É sempre importante recordar e reiterar o significado do Natal, para além de sua redução a festival de consumismo burguês.
A época dos Natais comercializados está sobre nós. Para quase todos – exceto para os miseráveis que compõem massas de exceções – o Natal é um repouso cálido e luminoso no cinza do inverno. Para a maioria dos celebrantes de hoje, a grande festa cristã foi reduzida a dois rituais: comprar, mais ou menos compulsivamente, objetos úteis ou não úteis, e se empanturrar, ou às pessoas de seu círculo próximo, em uma mistura inextricável de sentimentos em que o desejo de agradar, a ostentação, e a necessidade de se divertir um pouco, por sua vez, entram em partes iguais. E não esqueçamos, como antigos símbolos da perenidade do mundo vegetal, os abetos sempre verdes cortados na floresta e que acabam morrendo no calor da nafta, e os teleféricos que descarregam os esquiadores na neve intocada.
Embora eu não seja católica (exceto por nascimento e tradição), nem protestante (exceto por certas leituras e pela influência de certos grandes exemplos), nem mesmo verdadeiramente cristã no sentido pleno da palavra, não estou menos inclinada a celebrar este festival, tão rico em significado, com sua procissão de festivais menores, São Nicolau e Santa Lúcia, que são festivais nórdicos, Candelária e Epifania. Mas vamos nos limitar ao Natal, uma festa que é de todos. Trata-se de um nascimento, e de um nascimento como os nascimentos devem ser sempre, o de uma criança esperada com amor e respeito, que carrega dentro de si a esperança do mundo. É a festa dos pobres: uma velha balada francesa apresenta Maria e José em Belém enquanto eles procuram uma pousada dentro de suas possibilidades, rejeitados em todos os lugares para dar lugar a clientes mais ilustres e mais ricos, e finalmente insultados por um estalajadeiro que “odeia os pobres”. É a festa dos homens de boa vontade, como se dizia com uma expressão maravilhosa que infelizmente não se encontra mais nas versões modernas dos Evangelhos, da serva surda-muda nas histórias medievais, que ajudou Maria em seu trabalho de parto, de José que aquece as roupas de seu bebê recém-nascido diante de um fogo miserável, e dos pastores sujos com a gordura da lã crua e julgados dignos da visita dos anjos. É a festa de gente demasiadas vezes desprezada e perseguida, pois como criança hebreia o recém-nascido do grande mito cristão aparece na terra (e eu uso a palavra mito aqui com respeito, como os etnólogos modernos a usam, e como significando as grandes verdades que estão acima de nós e de que precisamos para viver).

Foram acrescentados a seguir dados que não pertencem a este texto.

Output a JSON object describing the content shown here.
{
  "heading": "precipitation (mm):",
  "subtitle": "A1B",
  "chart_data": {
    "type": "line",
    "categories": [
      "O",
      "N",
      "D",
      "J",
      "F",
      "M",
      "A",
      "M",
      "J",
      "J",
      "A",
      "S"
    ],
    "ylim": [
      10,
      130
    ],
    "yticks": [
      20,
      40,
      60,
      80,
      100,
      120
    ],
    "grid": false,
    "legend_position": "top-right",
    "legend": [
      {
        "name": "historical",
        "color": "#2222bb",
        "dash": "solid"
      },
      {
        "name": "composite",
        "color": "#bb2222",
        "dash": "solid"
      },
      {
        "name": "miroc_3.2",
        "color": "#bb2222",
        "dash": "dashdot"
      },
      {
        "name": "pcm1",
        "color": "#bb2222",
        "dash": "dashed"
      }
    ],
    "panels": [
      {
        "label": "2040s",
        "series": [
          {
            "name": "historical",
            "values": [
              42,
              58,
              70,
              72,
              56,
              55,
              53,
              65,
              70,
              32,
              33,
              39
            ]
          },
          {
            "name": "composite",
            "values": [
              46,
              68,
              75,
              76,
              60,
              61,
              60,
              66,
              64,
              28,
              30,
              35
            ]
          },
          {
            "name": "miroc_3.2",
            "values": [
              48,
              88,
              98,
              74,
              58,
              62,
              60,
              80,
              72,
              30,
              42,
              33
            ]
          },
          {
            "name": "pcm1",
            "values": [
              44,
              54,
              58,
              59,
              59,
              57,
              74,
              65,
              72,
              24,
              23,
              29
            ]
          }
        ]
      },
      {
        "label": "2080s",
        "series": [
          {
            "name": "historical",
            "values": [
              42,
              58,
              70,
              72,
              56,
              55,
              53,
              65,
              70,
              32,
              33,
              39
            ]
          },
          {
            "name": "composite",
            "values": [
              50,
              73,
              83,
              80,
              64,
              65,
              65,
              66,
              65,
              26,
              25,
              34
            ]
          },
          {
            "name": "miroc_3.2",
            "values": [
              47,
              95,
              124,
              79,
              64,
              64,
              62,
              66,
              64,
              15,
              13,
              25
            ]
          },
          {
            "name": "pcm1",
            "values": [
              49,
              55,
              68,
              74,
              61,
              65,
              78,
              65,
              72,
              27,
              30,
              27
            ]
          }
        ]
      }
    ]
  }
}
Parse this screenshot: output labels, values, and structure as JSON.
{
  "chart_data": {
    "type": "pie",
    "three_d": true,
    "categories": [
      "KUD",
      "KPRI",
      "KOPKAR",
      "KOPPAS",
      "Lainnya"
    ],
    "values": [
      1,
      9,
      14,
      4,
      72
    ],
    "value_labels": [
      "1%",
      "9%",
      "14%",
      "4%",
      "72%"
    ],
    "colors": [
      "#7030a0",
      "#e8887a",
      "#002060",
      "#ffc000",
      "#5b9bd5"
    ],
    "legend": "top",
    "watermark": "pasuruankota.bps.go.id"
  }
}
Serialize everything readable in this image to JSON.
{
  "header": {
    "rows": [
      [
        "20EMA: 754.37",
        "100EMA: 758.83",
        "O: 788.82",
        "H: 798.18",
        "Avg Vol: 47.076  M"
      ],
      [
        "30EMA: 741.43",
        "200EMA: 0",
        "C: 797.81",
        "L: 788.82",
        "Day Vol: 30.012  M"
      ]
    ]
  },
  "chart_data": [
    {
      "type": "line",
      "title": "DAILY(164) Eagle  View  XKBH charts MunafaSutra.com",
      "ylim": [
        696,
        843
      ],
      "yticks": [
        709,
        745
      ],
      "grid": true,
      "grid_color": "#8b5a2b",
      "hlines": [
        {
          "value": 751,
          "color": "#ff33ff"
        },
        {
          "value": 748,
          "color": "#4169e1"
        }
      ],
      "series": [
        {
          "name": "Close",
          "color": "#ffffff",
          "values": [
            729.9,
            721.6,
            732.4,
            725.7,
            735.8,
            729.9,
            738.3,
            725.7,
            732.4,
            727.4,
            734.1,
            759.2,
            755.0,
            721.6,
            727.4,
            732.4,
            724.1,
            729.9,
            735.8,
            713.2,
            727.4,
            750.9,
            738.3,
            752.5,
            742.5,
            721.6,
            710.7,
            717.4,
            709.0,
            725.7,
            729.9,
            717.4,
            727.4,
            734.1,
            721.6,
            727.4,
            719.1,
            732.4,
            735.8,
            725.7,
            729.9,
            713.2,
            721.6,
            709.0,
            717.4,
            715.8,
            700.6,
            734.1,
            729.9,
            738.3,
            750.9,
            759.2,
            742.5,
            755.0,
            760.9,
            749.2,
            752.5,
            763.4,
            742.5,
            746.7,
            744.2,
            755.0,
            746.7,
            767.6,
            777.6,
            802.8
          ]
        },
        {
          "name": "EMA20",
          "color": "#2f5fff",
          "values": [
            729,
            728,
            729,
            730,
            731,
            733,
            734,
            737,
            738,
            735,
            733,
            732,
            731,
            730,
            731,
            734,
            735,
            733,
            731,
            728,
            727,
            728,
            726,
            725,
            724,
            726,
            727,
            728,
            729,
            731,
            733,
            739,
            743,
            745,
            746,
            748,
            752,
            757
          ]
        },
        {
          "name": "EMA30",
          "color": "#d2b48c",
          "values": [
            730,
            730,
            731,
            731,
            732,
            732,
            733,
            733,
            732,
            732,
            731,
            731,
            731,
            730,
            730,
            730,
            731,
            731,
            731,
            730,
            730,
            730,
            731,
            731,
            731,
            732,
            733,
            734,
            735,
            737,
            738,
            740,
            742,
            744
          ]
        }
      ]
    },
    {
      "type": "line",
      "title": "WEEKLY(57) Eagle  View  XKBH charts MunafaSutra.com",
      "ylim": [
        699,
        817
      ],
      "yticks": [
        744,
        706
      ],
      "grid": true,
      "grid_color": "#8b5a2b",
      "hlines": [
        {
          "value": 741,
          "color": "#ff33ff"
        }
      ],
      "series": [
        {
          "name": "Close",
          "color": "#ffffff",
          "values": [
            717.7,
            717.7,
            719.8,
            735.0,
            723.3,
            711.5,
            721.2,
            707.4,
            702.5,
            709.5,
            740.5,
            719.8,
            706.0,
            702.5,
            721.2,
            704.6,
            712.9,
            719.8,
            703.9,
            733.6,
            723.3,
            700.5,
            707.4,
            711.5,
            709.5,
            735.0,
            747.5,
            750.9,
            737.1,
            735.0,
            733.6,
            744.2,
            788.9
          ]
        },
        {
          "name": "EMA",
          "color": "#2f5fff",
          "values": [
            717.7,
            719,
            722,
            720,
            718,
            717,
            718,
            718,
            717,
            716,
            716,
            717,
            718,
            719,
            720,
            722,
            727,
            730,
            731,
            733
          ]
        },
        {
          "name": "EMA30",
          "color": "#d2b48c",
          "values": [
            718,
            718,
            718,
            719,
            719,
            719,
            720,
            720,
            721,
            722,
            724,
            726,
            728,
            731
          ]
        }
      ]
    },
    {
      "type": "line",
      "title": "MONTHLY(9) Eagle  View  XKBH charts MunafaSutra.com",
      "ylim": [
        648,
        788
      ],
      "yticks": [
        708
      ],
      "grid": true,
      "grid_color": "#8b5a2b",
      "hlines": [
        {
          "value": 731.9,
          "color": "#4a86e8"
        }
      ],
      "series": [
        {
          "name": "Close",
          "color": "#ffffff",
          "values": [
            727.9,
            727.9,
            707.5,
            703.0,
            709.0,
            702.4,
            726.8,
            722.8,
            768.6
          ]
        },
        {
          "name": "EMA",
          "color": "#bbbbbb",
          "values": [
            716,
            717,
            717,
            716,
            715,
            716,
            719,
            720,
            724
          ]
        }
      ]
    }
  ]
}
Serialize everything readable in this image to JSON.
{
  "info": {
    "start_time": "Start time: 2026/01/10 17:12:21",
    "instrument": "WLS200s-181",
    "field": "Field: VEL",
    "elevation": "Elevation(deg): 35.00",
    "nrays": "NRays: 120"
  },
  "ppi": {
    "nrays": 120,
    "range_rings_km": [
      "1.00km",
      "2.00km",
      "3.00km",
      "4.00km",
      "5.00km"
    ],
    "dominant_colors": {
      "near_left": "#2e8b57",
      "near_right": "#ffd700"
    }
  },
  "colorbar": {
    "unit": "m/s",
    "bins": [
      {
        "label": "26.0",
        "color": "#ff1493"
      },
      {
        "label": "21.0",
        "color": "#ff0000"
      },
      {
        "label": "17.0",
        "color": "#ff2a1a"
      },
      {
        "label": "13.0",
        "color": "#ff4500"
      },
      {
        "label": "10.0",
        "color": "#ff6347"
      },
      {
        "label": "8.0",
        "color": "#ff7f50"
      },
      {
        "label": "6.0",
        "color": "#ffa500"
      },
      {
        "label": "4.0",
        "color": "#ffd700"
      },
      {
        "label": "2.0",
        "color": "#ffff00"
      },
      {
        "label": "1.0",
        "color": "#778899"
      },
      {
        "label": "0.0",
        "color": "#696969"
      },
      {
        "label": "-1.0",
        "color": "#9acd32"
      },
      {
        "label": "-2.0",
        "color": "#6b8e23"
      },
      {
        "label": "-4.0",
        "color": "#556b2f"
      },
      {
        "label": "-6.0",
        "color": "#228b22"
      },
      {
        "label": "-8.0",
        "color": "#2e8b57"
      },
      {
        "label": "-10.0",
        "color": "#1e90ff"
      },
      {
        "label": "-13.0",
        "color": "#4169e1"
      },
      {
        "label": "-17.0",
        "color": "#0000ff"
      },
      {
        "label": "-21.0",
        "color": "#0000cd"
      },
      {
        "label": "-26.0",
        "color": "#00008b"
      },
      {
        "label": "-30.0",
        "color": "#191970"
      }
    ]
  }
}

É a festa dos animais que participam do mistério sagrado desta noite, símbolo admirável do qual São Francisco, com alguns outros santos, percebeu a importância, mas que muitos cristãos comuns têm negligenciado e esquecido de retomar. É a festa da comunidade humana, pois é, ou será dentro de poucos dias, a festa dos Três Reis Magos, um dos quais, segundo a lenda, é um negro, simbolizando assim todas as raças da terra que trazem à criança a variedade de seus presentes. É um festa de alegria, mas também ofuscada pelo patético, já que a criança que está sendo adorada será um dia o Homem das Dores. Finalmente, é a festa da própria Terra, que nos ícones da Europa Oriental é frequentemente vista prostrada no limiar da gruta onde a criança escolheu nascer, pela Terra que em seu movimento passa agora o ponto do solstício de inverno e nos transporta a todos em direção à primavera. E isto explica porque, antes da fixação desta data como nascimento de Cristo, já em tempos antigos era a festa do Sol.
Ficamos com a impressão de que não há mal nenhum em recordar estas coisas, que todos sabem e muitos de nós esquecemos.